Issues in finetuning t5-large model

Hi,

Has anyone encountered problems in updating weights in t5-large? I am using the transformers 4.26.1
The code snippet below should work standalone.

I artificially jacked up the learning_rate=10000 because i want to see a change in the weights in the decoder.final_layer_norm.weight. I expect the weight to be different, but no weights have changed.

When I used t5-base, the weights are indeed different with much smaller learning_rate. I might be missing some intricacies in using the t5-large model. Any helps or tips will be appreciated.

import os
os.environ["WANDB_DISABLED"] = "true"

import torch
from datasets import load_dataset, load_metric

raw_datasets = load_dataset("xsum")

from transformers import AutoTokenizer, AutoConfig, logging, set_seed

logging.set_verbosity_warning()
logger = logging.get_logger("transformers")

set_seed(42)

model_checkpoint = "t5-large"
config = AutoConfig.from_pretrained(
    model_checkpoint,
)
config.use_cache = False  # set this to false becaue we are using gradient_checkpointing.

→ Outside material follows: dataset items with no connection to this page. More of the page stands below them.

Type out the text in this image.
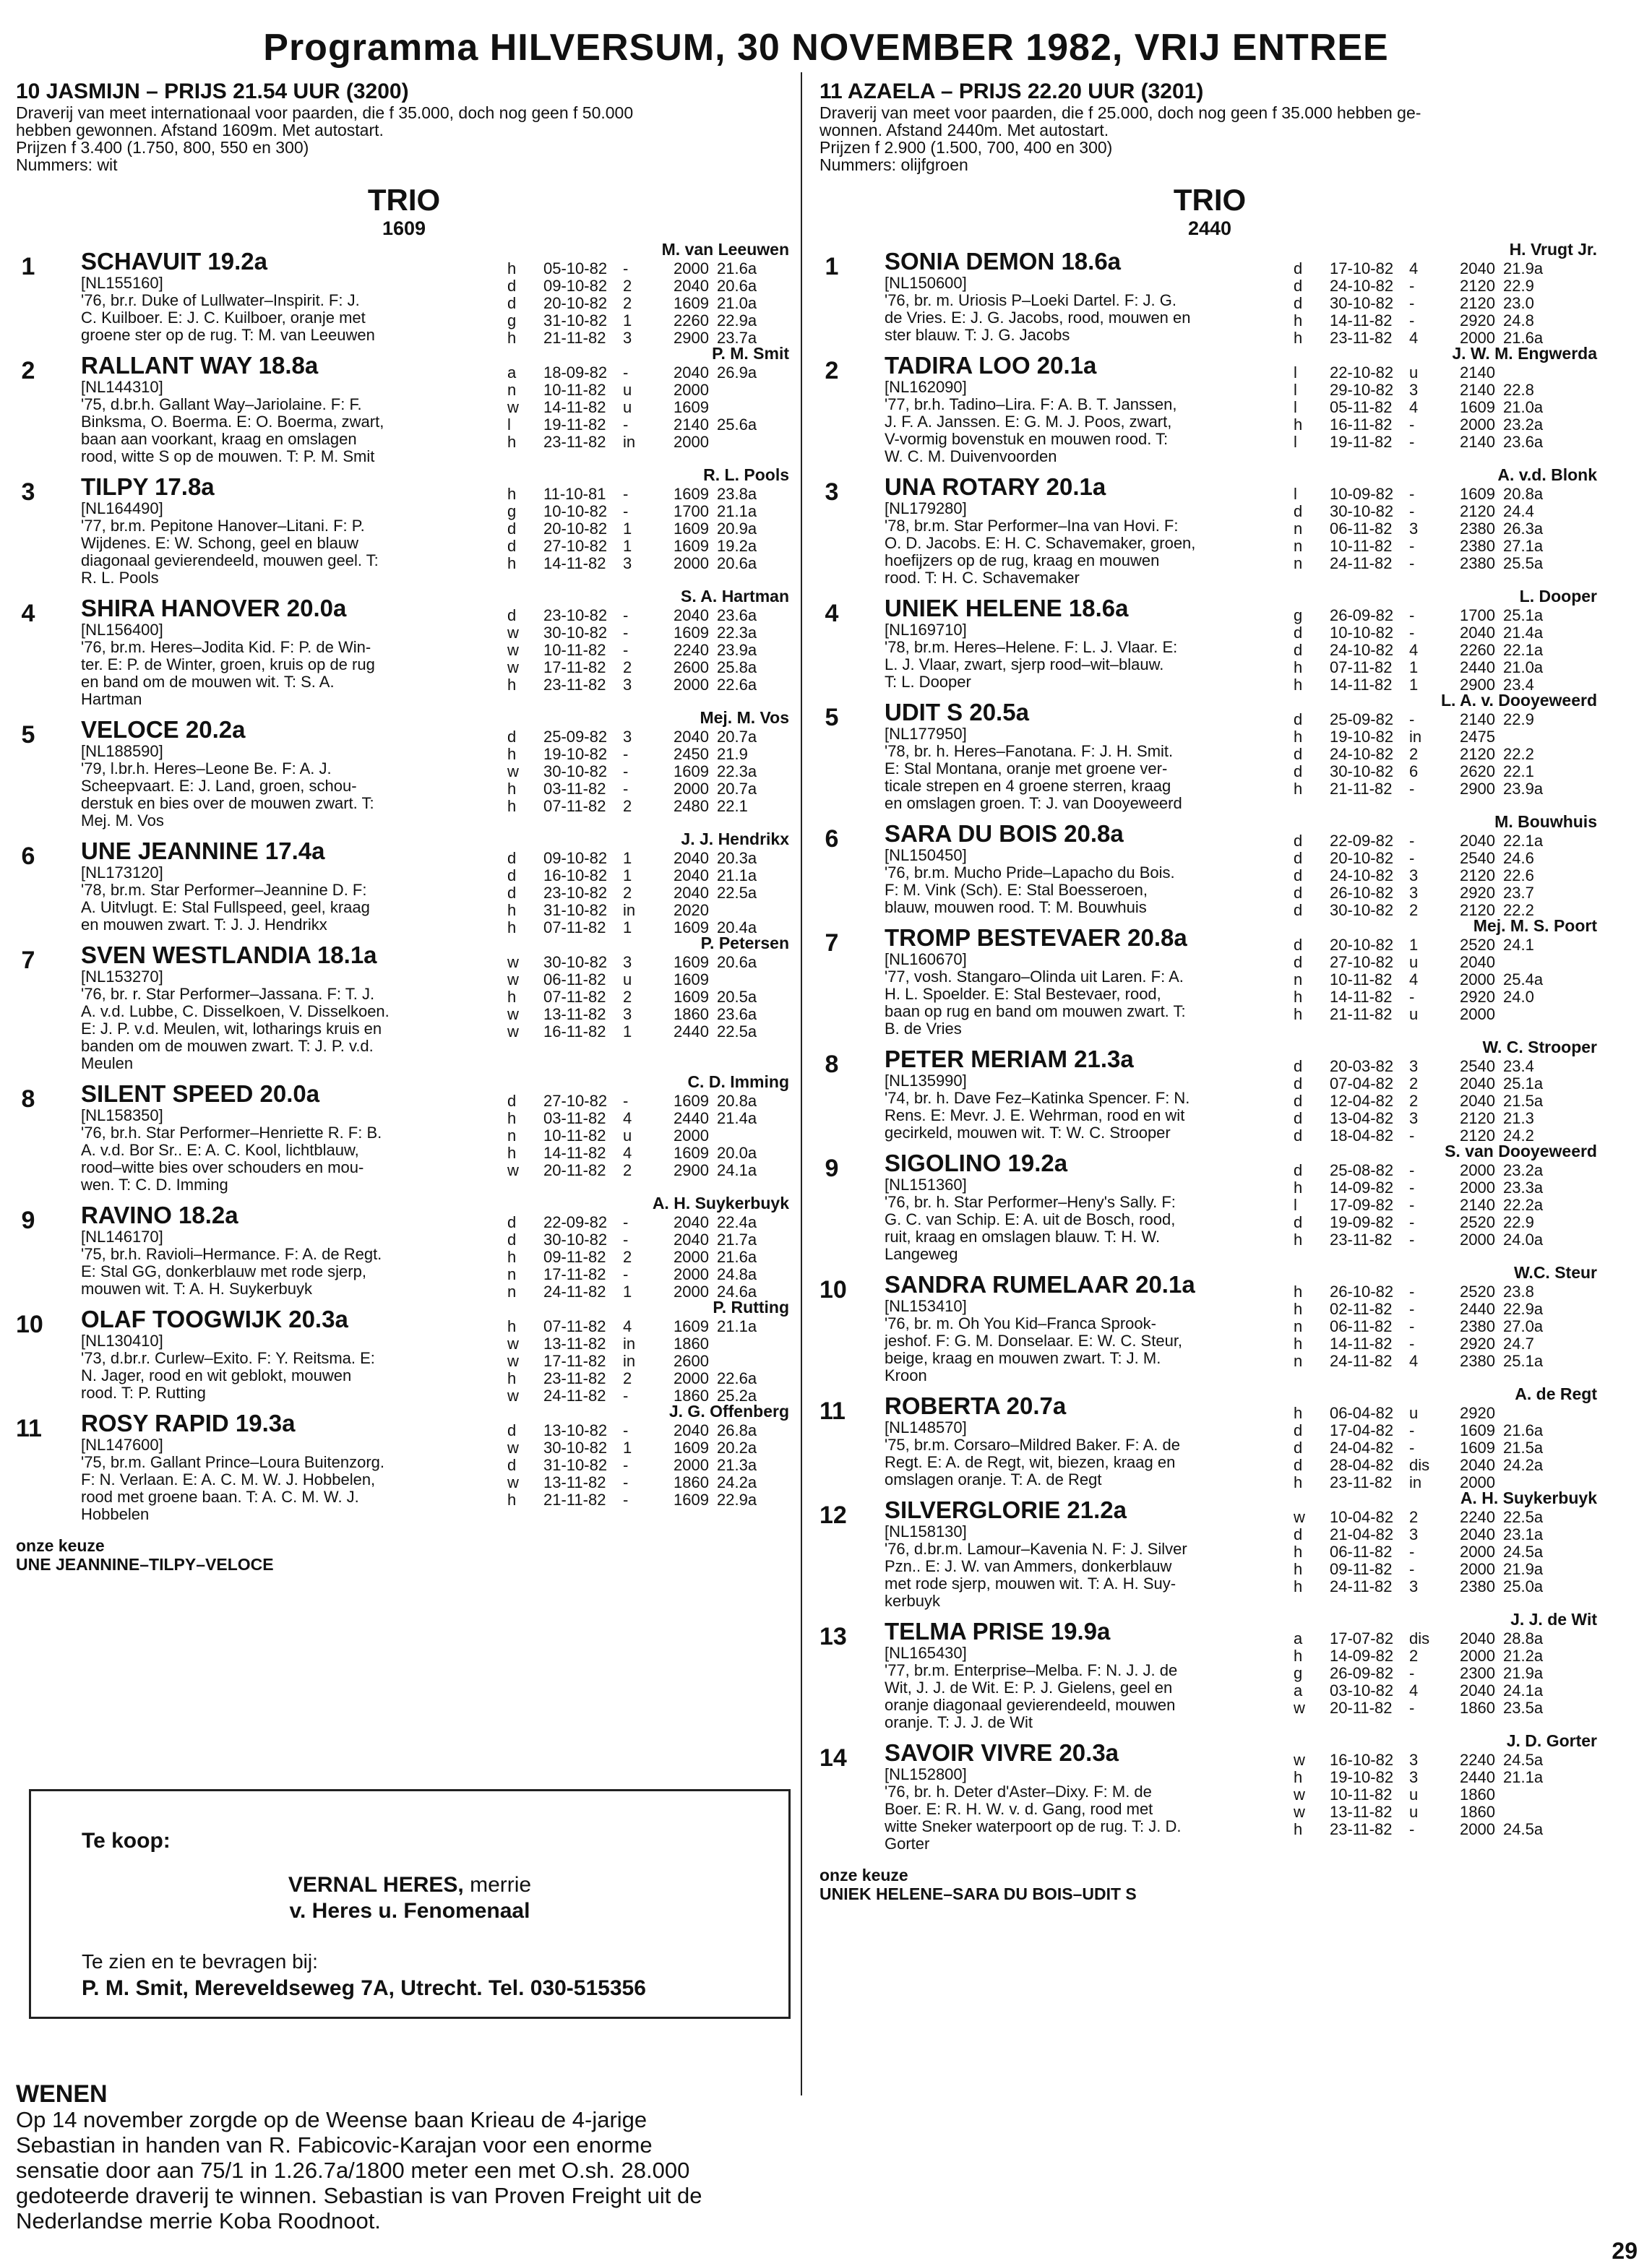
Programma HILVERSUM, 30 NOVEMBER 1982, VRIJ ENTREE
10 JASMIJN – PRIJS 21.54 UUR (3200)
Draverij van meet internationaal voor paarden, die f 35.000, doch nog geen f 50.000
hebben gewonnen. Afstand 1609m. Met autostart.
Prijzen f 3.400 (1.750, 800, 550 en 300)
Nummers: wit
TRIO
1609
1
M. van Leeuwen
SCHAVUIT 19.2a
[NL155160]
'76, br.r. Duke of Lullwater–Inspirit. F: J.
C. Kuilboer. E: J. C. Kuilboer, oranje met
groene ster op de rug. T: M. van Leeuwen
h 05-10-82 -	2000 21.6a
d 09-10-82 2	2040 20.6a
d 20-10-82 2	1609 21.0a
g 31-10-82 1	2260 22.9a
h 21-11-82 3	2900 23.7a
2
P. M. Smit
RALLANT WAY 18.8a
[NL144310]
'75, d.br.h. Gallant Way–Jariolaine. F: F.
Binksma, O. Boerma. E: O. Boerma, zwart,
baan aan voorkant, kraag en omslagen
rood, witte S op de mouwen. T: P. M. Smit
a 18-09-82 -	2040 26.9a
n 10-11-82 u	2000
w 14-11-82 u	1609
l 19-11-82 -	2140 25.6a
h 23-11-82 in 2000
3
R. L. Pools
TILPY 17.8a
[NL164490]
'77, br.m. Pepitone Hanover–Litani. F: P.
Wijdenes. E: W. Schong, geel en blauw
diagonaal gevierendeeld, mouwen geel. T:
R. L. Pools
h 11-10-81 -	1609 23.8a
g 10-10-82 -	1700 21.1a
d 20-10-82 1	1609 20.9a
d 27-10-82 1	1609 19.2a
h 14-11-82 3	2000 20.6a
4
S. A. Hartman
SHIRA HANOVER 20.0a
[NL156400]
'76, br.m. Heres–Jodita Kid. F: P. de Win-
ter. E: P. de Winter, groen, kruis op de rug
en band om de mouwen wit. T: S. A.
Hartman
d 23-10-82 -	2040 23.6a
w 30-10-82 -	1609 22.3a
w 10-11-82 -	2240 23.9a
w 17-11-82 2	2600 25.8a
h 23-11-82 3	2000 22.6a
5
Mej. M. Vos
VELOCE 20.2a
[NL188590]
'79, l.br.h. Heres–Leone Be. F: A. J.
Scheepvaart. E: J. Land, groen, schou-
derstuk en bies over de mouwen zwart. T:
Mej. M. Vos
d 25-09-82 3	2040 20.7a
h 19-10-82 -	2450 21.9
w 30-10-82 -	1609 22.3a
h 03-11-82 -	2000 20.7a
h 07-11-82 2	2480 22.1
6
J. J. Hendrikx
UNE JEANNINE 17.4a
[NL173120]
'78, br.m. Star Performer–Jeannine D. F:
A. Uitvlugt. E: Stal Fullspeed, geel, kraag
en mouwen zwart. T: J. J. Hendrikx
d 09-10-82 1	2040 20.3a
d 16-10-82 1	2040 21.1a
d 23-10-82 2	2040 22.5a
h 31-10-82 in 2020
h 07-11-82 1	1609 20.4a
7
P. Petersen
SVEN WESTLANDIA 18.1a
[NL153270]
'76, br. r. Star Performer–Jassana. F: T. J.
A. v.d. Lubbe, C. Disselkoen, V. Disselkoen.
E: J. P. v.d. Meulen, wit, lotharings kruis en
banden om de mouwen zwart. T: J. P. v.d.
Meulen
w 30-10-82 3	1609 20.6a
w 06-11-82 u	1609
h 07-11-82 2	1609 20.5a
w 13-11-82 3	1860 23.6a
w 16-11-82 1	2440 22.5a
8
C. D. Imming
SILENT SPEED 20.0a
[NL158350]
'76, br.h. Star Performer–Henriette R. F: B.
A. v.d. Bor Sr.. E: A. C. Kool, lichtblauw,
rood–witte bies over schouders en mou-
wen. T: C. D. Imming
d 27-10-82 -	1609 20.8a
h 03-11-82 4	2440 21.4a
n 10-11-82 u	2000
h 14-11-82 4	1609 20.0a
w 20-11-82 2	2900 24.1a
9
A. H. Suykerbuyk
RAVINO 18.2a
[NL146170]
'75, br.h. Ravioli–Hermance. F: A. de Regt.
E: Stal GG, donkerblauw met rode sjerp,
mouwen wit. T: A. H. Suykerbuyk
d 22-09-82 -	2040 22.4a
d 30-10-82 -	2040 21.7a
h 09-11-82 2	2000 21.6a
n 17-11-82 -	2000 24.8a
n 24-11-82 1	2000 24.6a
10
P. Rutting
OLAF TOOGWIJK 20.3a
[NL130410]
'73, d.br.r. Curlew–Exito. F: Y. Reitsma. E:
N. Jager, rood en wit geblokt, mouwen
rood. T: P. Rutting
h 07-11-82 4	1609 21.1a
w 13-11-82 in 1860
w 17-11-82 in 2600
h 23-11-82 2	2000 22.6a
w 24-11-82 -	1860 25.2a
11
J. G. Offenberg
ROSY RAPID 19.3a
[NL147600]
'75, br.m. Gallant Prince–Loura Buitenzorg.
F: N. Verlaan. E: A. C. M. W. J. Hobbelen,
rood met groene baan. T: A. C. M. W. J.
Hobbelen
d 13-10-82 -	2040 26.8a
w 30-10-82 1	1609 20.2a
d 31-10-82 -	2000 21.3a
w 13-11-82 -	1860 24.2a
h 21-11-82 -	1609 22.9a
onze keuze
UNE JEANNINE–TILPY–VELOCE
11 AZAELA – PRIJS 22.20 UUR (3201)
Draverij van meet voor paarden, die f 25.000, doch nog geen f 35.000 hebben ge-
wonnen. Afstand 2440m. Met autostart.
Prijzen f 2.900 (1.500, 700, 400 en 300)
Nummers: olijfgroen
TRIO
2440
1
H. Vrugt Jr.
SONIA DEMON 18.6a
[NL150600]
'76, br. m. Uriosis P–Loeki Dartel. F: J. G.
de Vries. E: J. G. Jacobs, rood, mouwen en
ster blauw. T: J. G. Jacobs
d 17-10-82 4	2040 21.9a
d 24-10-82 -	2120 22.9
d 30-10-82 -	2120 23.0
h 14-11-82 -	2920 24.8
h 23-11-82 4	2000 21.6a
2
J. W. M. Engwerda
TADIRA LOO 20.1a
[NL162090]
'77, br.h. Tadino–Lira. F: A. B. T. Janssen,
J. F. A. Janssen. E: G. M. J. Poos, zwart,
V-vormig bovenstuk en mouwen rood. T:
W. C. M. Duivenvoorden
l 22-10-82 u	2140
l 29-10-82 3	2140 22.8
l 05-11-82 4	1609 21.0a
h 16-11-82 -	2000 23.2a
l 19-11-82 -	2140 23.6a
3
A. v.d. Blonk
UNA ROTARY 20.1a
[NL179280]
'78, br.m. Star Performer–Ina van Hovi. F:
O. D. Jacobs. E: H. C. Schavemaker, groen,
hoefijzers op de rug, kraag en mouwen
rood. T: H. C. Schavemaker
l 10-09-82 -	1609 20.8a
d 30-10-82 -	2120 24.4
n 06-11-82 3	2380 26.3a
n 10-11-82 -	2380 27.1a
n 24-11-82 -	2380 25.5a
4
L. Dooper
UNIEK HELENE 18.6a
[NL169710]
'78, br.m. Heres–Helene. F: L. J. Vlaar. E:
L. J. Vlaar, zwart, sjerp rood–wit–blauw.
T: L. Dooper
g 26-09-82 -	1700 25.1a
d 10-10-82 -	2040 21.4a
d 24-10-82 4	2260 22.1a
h 07-11-82 1	2440 21.0a
h 14-11-82 1	2900 23.4
5
L. A. v. Dooyeweerd
UDIT S 20.5a
[NL177950]
'78, br. h. Heres–Fanotana. F: J. H. Smit.
E: Stal Montana, oranje met groene ver-
ticale strepen en 4 groene sterren, kraag
en omslagen groen. T: J. van Dooyeweerd
d 25-09-82 -	2140 22.9
h 19-10-82 in 2475
d 24-10-82 2	2120 22.2
d 30-10-82 6	2620 22.1
h 21-11-82 -	2900 23.9a
6
M. Bouwhuis
SARA DU BOIS 20.8a
[NL150450]
'76, br.m. Mucho Pride–Lapacho du Bois.
F: M. Vink (Sch). E: Stal Boesseroen,
blauw, mouwen rood. T: M. Bouwhuis
d 22-09-82 -	2040 22.1a
d 20-10-82 -	2540 24.6
d 24-10-82 3	2120 22.6
d 26-10-82 3	2920 23.7
d 30-10-82 2	2120 22.2
7
Mej. M. S. Poort
TROMP BESTEVAER 20.8a
[NL160670]
'77, vosh. Stangaro–Olinda uit Laren. F: A.
H. L. Spoelder. E: Stal Bestevaer, rood,
baan op rug en band om mouwen zwart. T:
B. de Vries
d 20-10-82 1	2520 24.1
d 27-10-82 u	2040
n 10-11-82 4	2000 25.4a
h 14-11-82 -	2920 24.0
h 21-11-82 u	2000
8
W. C. Strooper
PETER MERIAM 21.3a
[NL135990]
'74, br. h. Dave Fez–Katinka Spencer. F: N.
Rens. E: Mevr. J. E. Wehrman, rood en wit
gecirkeld, mouwen wit. T: W. C. Strooper
d 20-03-82 3	2540 23.4
d 07-04-82 2	2040 25.1a
d 12-04-82 2	2040 21.5a
d 13-04-82 3	2120 21.3
d 18-04-82 -	2120 24.2
9
S. van Dooyeweerd
SIGOLINO 19.2a
[NL151360]
'76, br. h. Star Performer–Heny's Sally. F:
G. C. van Schip. E: A. uit de Bosch, rood,
ruit, kraag en omslagen blauw. T: H. W.
Langeweg
d 25-08-82 -	2000 23.2a
h 14-09-82 -	2000 23.3a
l 17-09-82 -	2140 22.2a
d 19-09-82 -	2520 22.9
h 23-11-82 -	2000 24.0a
10
W.C. Steur
SANDRA RUMELAAR 20.1a
[NL153410]
'76, br. m. Oh You Kid–Franca Sprook-
jeshof. F: G. M. Donselaar. E: W. C. Steur,
beige, kraag en mouwen zwart. T: J. M.
Kroon
h 26-10-82 -	2520 23.8
h 02-11-82 -	2440 22.9a
n 06-11-82 -	2380 27.0a
h 14-11-82 -	2920 24.7
n 24-11-82 4	2380 25.1a
11
A. de Regt
ROBERTA 20.7a
[NL148570]
'75, br.m. Corsaro–Mildred Baker. F: A. de
Regt. E: A. de Regt, wit, biezen, kraag en
omslagen oranje. T: A. de Regt
h 06-04-82 u	2920
d 17-04-82 -	1609 21.6a
d 24-04-82 -	1609 21.5a
d 28-04-82 dis 2040 24.2a
h 23-11-82 in 2000
12
A. H. Suykerbuyk
SILVERGLORIE 21.2a
[NL158130]
'76, d.br.m. Lamour–Kavenia N. F: J. Silver
Pzn.. E: J. W. van Ammers, donkerblauw
met rode sjerp, mouwen wit. T: A. H. Suy-
kerbuyk
w 10-04-82 2	2240 22.5a
d 21-04-82 3	2040 23.1a
h 06-11-82 -	2000 24.5a
h 09-11-82 -	2000 21.9a
h 24-11-82 3	2380 25.0a
13
J. J. de Wit
TELMA PRISE 19.9a
[NL165430]
'77, br.m. Enterprise–Melba. F: N. J. J. de
Wit, J. J. de Wit. E: P. J. Gielens, geel en
oranje diagonaal gevierendeeld, mouwen
oranje. T: J. J. de Wit
a 17-07-82 dis 2040 28.8a
h 14-09-82 2	2000 21.2a
g 26-09-82 -	2300 21.9a
a 03-10-82 4	2040 24.1a
w 20-11-82 -	1860 23.5a
14
J. D. Gorter
SAVOIR VIVRE 20.3a
[NL152800]
'76, br. h. Deter d'Aster–Dixy. F: M. de
Boer. E: R. H. W. v. d. Gang, rood met
witte Sneker waterpoort op de rug. T: J. D.
Gorter
w 16-10-82 3	2240 24.5a
h 19-10-82 3	2440 21.1a
w 10-11-82 u	1860
w 13-11-82 u	1860
h 23-11-82 -	2000 24.5a
onze keuze
UNIEK HELENE–SARA DU BOIS–UDIT S
Te koop:
VERNAL HERES, merrie
v. Heres u. Fenomenaal
Te zien en te bevragen bij:
P. M. Smit, Mereveldseweg 7A, Utrecht. Tel. 030-515356
WENEN
Op 14 november zorgde op de Weense baan Krieau de 4-jarige
Sebastian in handen van R. Fabicovic-Karajan voor een enorme
sensatie door aan 75/1 in 1.26.7a/1800 meter een met O.sh. 28.000
gedoteerde draverij te winnen. Sebastian is van Proven Freight uit de
Nederlandse merrie Koba Roodnoot.
29
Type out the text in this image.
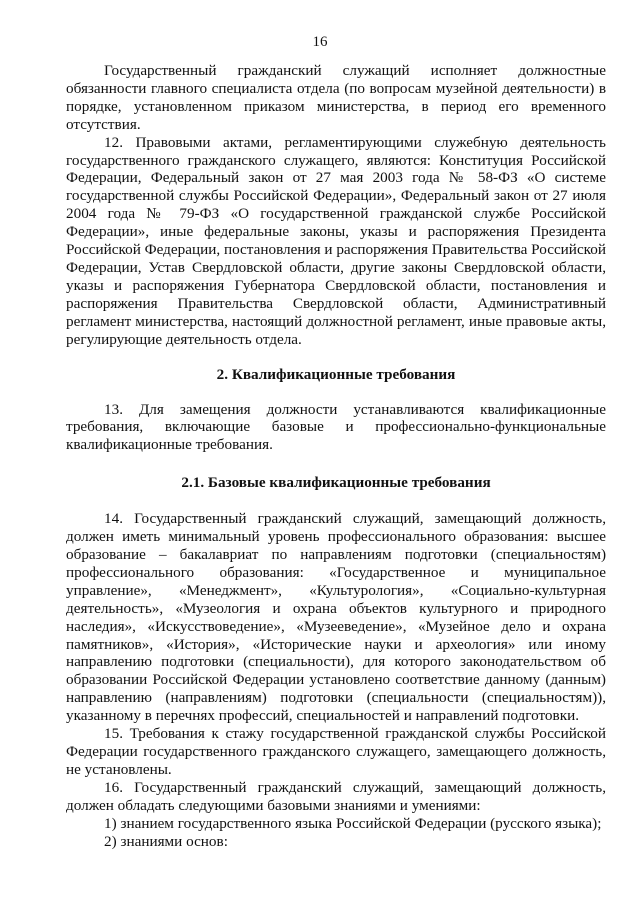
16

Государственный гражданский служащий исполняет должностные обязанности главного специалиста отдела (по вопросам музейной деятельности) в порядке, установленном приказом министерства, в период его временного отсутствия.

12. Правовыми актами, регламентирующими служебную деятельность государственного гражданского служащего, являются: Конституция Российской Федерации, Федеральный закон от 27 мая 2003 года № 58-ФЗ «О системе государственной службы Российской Федерации», Федеральный закон от 27 июля 2004 года № 79-ФЗ «О государственной гражданской службе Российской Федерации», иные федеральные законы, указы и распоряжения Президента Российской Федерации, постановления и распоряжения Правительства Российской Федерации, Устав Свердловской области, другие законы Свердловской области, указы и распоряжения Губернатора Свердловской области, постановления и распоряжения Правительства Свердловской области, Административный регламент министерства, настоящий должностной регламент, иные правовые акты, регулирующие деятельность отдела.

2. Квалификационные требования

13. Для замещения должности устанавливаются квалификационные требования, включающие базовые и профессионально-функциональные квалификационные требования.

2.1. Базовые квалификационные требования

14. Государственный гражданский служащий, замещающий должность, должен иметь минимальный уровень профессионального образования: высшее образование – бакалавриат по направлениям подготовки (специальностям) профессионального образования: «Государственное и муниципальное управление», «Менеджмент», «Культурология», «Социально-культурная деятельность», «Музеология и охрана объектов культурного и природного наследия», «Искусствоведение», «Музееведение», «Музейное дело и охрана памятников», «История», «Исторические науки и археология» или иному направлению подготовки (специальности), для которого законодательством об образовании Российской Федерации установлено соответствие данному (данным) направлению (направлениям) подготовки (специальности (специальностям)), указанному в перечнях профессий, специальностей и направлений подготовки.

15. Требования к стажу государственной гражданской службы Российской Федерации государственного гражданского служащего, замещающего должность, не установлены.

16. Государственный гражданский служащий, замещающий должность, должен обладать следующими базовыми знаниями и умениями:

1) знанием государственного языка Российской Федерации (русского языка);

2) знаниями основ:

tokenizer = AutoTokenizer.from_pretrained(model_checkpoint)

if model_checkpoint in ["t5-small", "t5-base", "t5-large", "t5-3b", "t5-11b"]:
    prefix = "summarize: "
else:
    prefix = ""


max_input_length = 1024
max_target_length = 128

def preprocess_function(examples):
    inputs = [prefix + doc for doc in examples["document"]]
    model_inputs = tokenizer(inputs, max_length=max_input_length, truncation=True)

    # Setup the tokenizer for targets
    with tokenizer.as_target_tokenizer():
        labels = tokenizer(examples["summary"], max_length=max_target_length, truncation=True)

    model_inputs["labels"] = labels["input_ids"]
    return model_inputs

tokenized_datasets = raw_datasets.map(preprocess_function, batched=True)

from transformers import AutoModelForSeq2SeqLM, DataCollatorForSeq2Seq, Seq2SeqTrainingArguments, Seq2SeqTrainer

model = AutoModelForSeq2SeqLM.from_pretrained(
    model_checkpoint,
    config=config,
)
w_before = model.decoder.final_layer_norm.weight.detach().clone()
logger.warn(w_before)

batch_size = 4
model_name = model_checkpoint.split("/")[-1]
args = Seq2SeqTrainingArguments(
    f"{model_name}-finetuned-xsum",
    per_device_train_batch_size=batch_size,
    weight_decay=0.0,
    save_total_limit=0,
    optim="adafactor",
    learning_rate=10000.,  # make this really big, so we can see changes in weight.
    fp16=True,
    gradient_checkpointing=True,
    gradient_accumulation_steps=8,
)

data_collator = DataCollatorForSeq2Seq(tokenizer, model=model)

train_dataset = tokenized_datasets["train"]
max_train_samples = 200
if max_train_samples is not None:
   max_train_samples = min(len(train_dataset), max_train_samples)
   train_dataset = train_dataset.select(range(max_train_samples))

logger.info(len(train_dataset))
trainer = Seq2SeqTrainer(
    model,
    args,
    train_dataset=train_dataset,
    data_collator=data_collator,
    tokenizer=tokenizer,
)

trainer.train()
w_after = trainer.model.decoder.final_layer_norm.weight

logger.warning("Before:")
logger.warning(w_before)
logger.warning("after:")
logger.warning(w_after)
device = torch.device("cuda:0" if torch.cuda.is_available() else "cpu")
w_before = w_before.to(device)
weight_after = w_after.to(device)

logger.warning((w_before != weight_after).any())

A bit late, but why max_input_length = 1024?
From the paper: “We use a maximum sequence length of 512”.